When President Bush and Vice President Cheney sit down together on Thursday for their long-anticipated meeting with the 9/11 commission, it will cap a week that has, like no other in Mr. Bush's presidency, been dominated by the White House's No. 2 man.

It was Mr. Cheney who used such red-meat language against Democratic presidential contender John Kerry in a speech Monday that the president of the host college publicly objected to "the content and tone" of the vice president's remarks and offered Senator Kerry a similar speaking engagement.

It is Cheney who is at the center of a long-anticipated Supreme Court case, argued Tuesday, over his energy task force - and the breadth of the zone of privacy in which the executive branch of government may operate. Cheney has long advocated restoration of the White House's powers to pre-Watergate levels.

But it is Cheney's joint appearance with the president Thursday that has reignited most fully the question of exactly how powerful a No. 2 he is. Political observers agree he is, hands down, the most powerful vice president in history, with crucial input in the central issues of the day, including the war on terror and in Iraq.

Democrats have seized on the White House's requirement that the two men talk to the 9/11 commission jointly (rather than separately) as evidence that Cheney is Bush's ventriloquist, and that after three-plus years on the job, Bush is still not up to the task. The issue of Cheney's role - shadow president or just a helpmate with unprecedented influence? - has reached almost metaphysical levels of speculation.
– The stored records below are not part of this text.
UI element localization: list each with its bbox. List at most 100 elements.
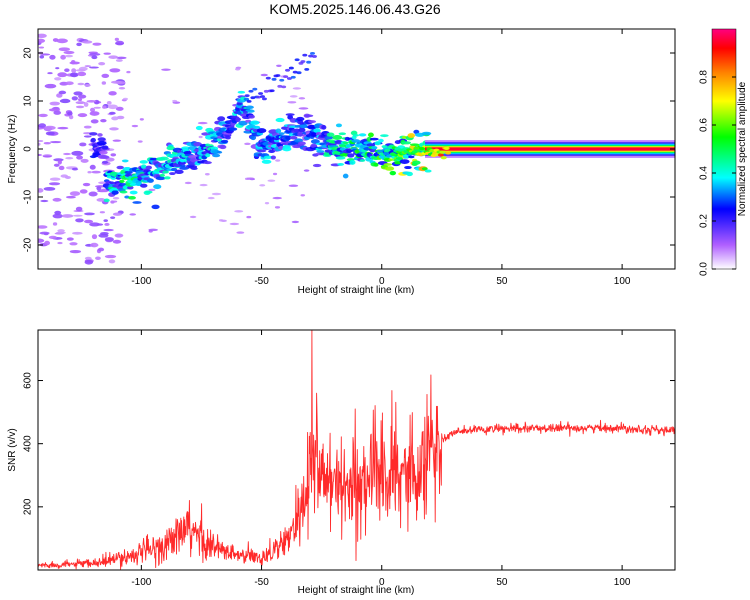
spectrogram-x-ticks: -100 -50 0 50 100 (131, 29, 631, 287)
spectrogram-cell (109, 127, 119, 131)
colorbar-tick-label: 0.6 (699, 118, 710, 132)
y-tick-label: 400 (23, 435, 34, 452)
spectrogram-cell (132, 201, 142, 204)
spectrogram-cell (413, 146, 420, 150)
spectrogram-cell (189, 215, 197, 219)
spectrogram-cell (52, 213, 63, 219)
spectrogram-cell (440, 156, 447, 160)
spectrogram-cell (77, 71, 87, 77)
spectrogram-cell (44, 83, 57, 89)
spectrogram-cell (288, 66, 294, 70)
spectrogram-cell (265, 76, 271, 80)
spectrogram-cell (107, 104, 118, 110)
spectrogram-cell (80, 158, 89, 163)
spectrogram-cell (82, 182, 91, 187)
spectrogram-cell (112, 197, 120, 200)
spectrogram-cell (38, 33, 47, 38)
spectrogram-cell (292, 87, 302, 90)
spectrogram-cell (114, 233, 124, 238)
spectrogram-x-axis-label: Height of straight line (km) (298, 285, 415, 296)
spectrogram-cell (235, 108, 241, 111)
spectrogram-cell (211, 192, 222, 196)
spectrogram-cell (366, 143, 376, 147)
x-tick-label: 100 (614, 276, 631, 287)
spectrogram-cell (300, 194, 306, 197)
spectrogram-cell (90, 119, 99, 124)
spectrogram-cell (44, 240, 51, 246)
spectrogram-cell (90, 242, 99, 248)
spectrogram-cell (172, 99, 177, 103)
spectrogram-cell (279, 78, 285, 82)
spectrogram-cell (162, 170, 169, 174)
spectrogram-cell (397, 148, 404, 152)
spectrogram-cell (52, 197, 62, 202)
spectrogram-cell (212, 153, 221, 158)
x-tick-label: 50 (496, 577, 508, 588)
colorbar-tick-label: 0.4 (699, 166, 710, 180)
spectrogram-cell (57, 126, 69, 130)
spectrogram-cell (112, 239, 122, 244)
spectrogram-cell (92, 42, 102, 46)
spectrogram-cell (238, 120, 248, 126)
spectrogram-cell (366, 136, 372, 142)
spectrogram-cell (313, 128, 321, 133)
spectrogram-cell (96, 223, 104, 226)
spectrogram-cell (104, 237, 114, 242)
spectrogram-cell (75, 206, 83, 212)
spectrogram-cell (151, 204, 160, 210)
spectrogram-cell (70, 59, 76, 65)
spectrogram-cell (140, 164, 147, 169)
spectrogram-cell (244, 142, 251, 146)
spectrogram-cell (236, 231, 245, 234)
spectrogram-cell (86, 100, 97, 103)
spectrogram-cell (108, 111, 116, 115)
y-tick-label: 10 (23, 95, 34, 107)
spectrogram-cell (39, 55, 45, 59)
spectrogram-cell (338, 144, 346, 148)
colorbar: 0.0 0.2 0.4 0.6 0.8 Normalized spectral ampl… (699, 28, 748, 276)
spectrogram-cell (286, 77, 292, 80)
spectrogram-marks (38, 33, 675, 265)
spectrogram-cell (337, 162, 345, 166)
spectrogram-cell (190, 167, 198, 170)
spectrogram-cell (139, 118, 144, 121)
spectrogram-cell (58, 47, 71, 52)
spectrogram-cell (76, 42, 82, 47)
spectrogram-cell (38, 46, 45, 49)
spectrogram-cell (90, 137, 96, 143)
spectrogram-cell (389, 170, 397, 176)
spectrogram-cell (168, 172, 176, 175)
spectrogram-band (425, 146, 675, 149)
spectrogram-cell (203, 161, 212, 165)
snr-marks (38, 330, 675, 570)
spectrogram-cell (269, 89, 275, 93)
spectrogram-cell (195, 125, 203, 131)
spectrogram-cell (390, 152, 397, 156)
spectrogram-cell (374, 141, 381, 146)
spectrogram-cell (78, 98, 83, 102)
spectrogram-cell (38, 123, 47, 128)
spectrogram-cell (228, 127, 238, 131)
spectrogram-cell (89, 52, 101, 56)
spectrogram-cell (250, 120, 260, 125)
spectrogram-cell (278, 132, 285, 136)
spectrogram-cell (294, 138, 304, 143)
spectrogram-cell (38, 225, 48, 229)
spectrogram-cell (288, 184, 299, 187)
spectrogram-cell (76, 155, 84, 160)
spectrogram-cell (101, 145, 109, 150)
spectrogram-cell (79, 189, 88, 194)
spectrogram-cell (219, 144, 227, 150)
spectrogram-cell (300, 60, 306, 63)
spectrogram-cell (61, 214, 74, 218)
spectrogram-cell (89, 222, 101, 227)
spectrogram-cell (100, 188, 108, 192)
spectrogram-cell (87, 171, 92, 174)
spectrogram-cell (235, 68, 241, 71)
spectrogram-cell (188, 154, 198, 159)
spectrogram-cell (166, 146, 175, 151)
spectrogram-cell (111, 190, 119, 195)
spectrogram-cell (292, 70, 298, 74)
spectrogram-cell (153, 184, 162, 190)
spectrogram-cell (401, 141, 412, 145)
Cal Jillson, a political scientist at Southern Methodist University in Dallas, who knows Cheney from his days on SMU's board of trustees, sees two spheres of opinion on the vice president - the "elite" Washington view and general public opinion. While pundits and the press focus on the wider tableau of the Washington power structure, including Cheney's role, the public is more focused solely on Bush.

The new bestseller on the Bush White House's runup to war with Iraq, "Plan of Attack," by investigative reporter Bob Woodward, characterizes Bush as clearly in charge - no doubt a key reason the Bush campaign website recommends the book. But for those watching events daily, no one account is likely to sway everyone.

"What the Woodward book did was to get rid of the cartoon imagery of how the two of them interact, the idea of the little diminutive Bush sitting on Cheney's knee or being unable to talk while Cheney drinks water," says Professor Jillson. "That caricature is still in the elite mind-set, not so much in the public mind-set. It probably never was in the public mind quite the way it was for the people who follow this thing day to day."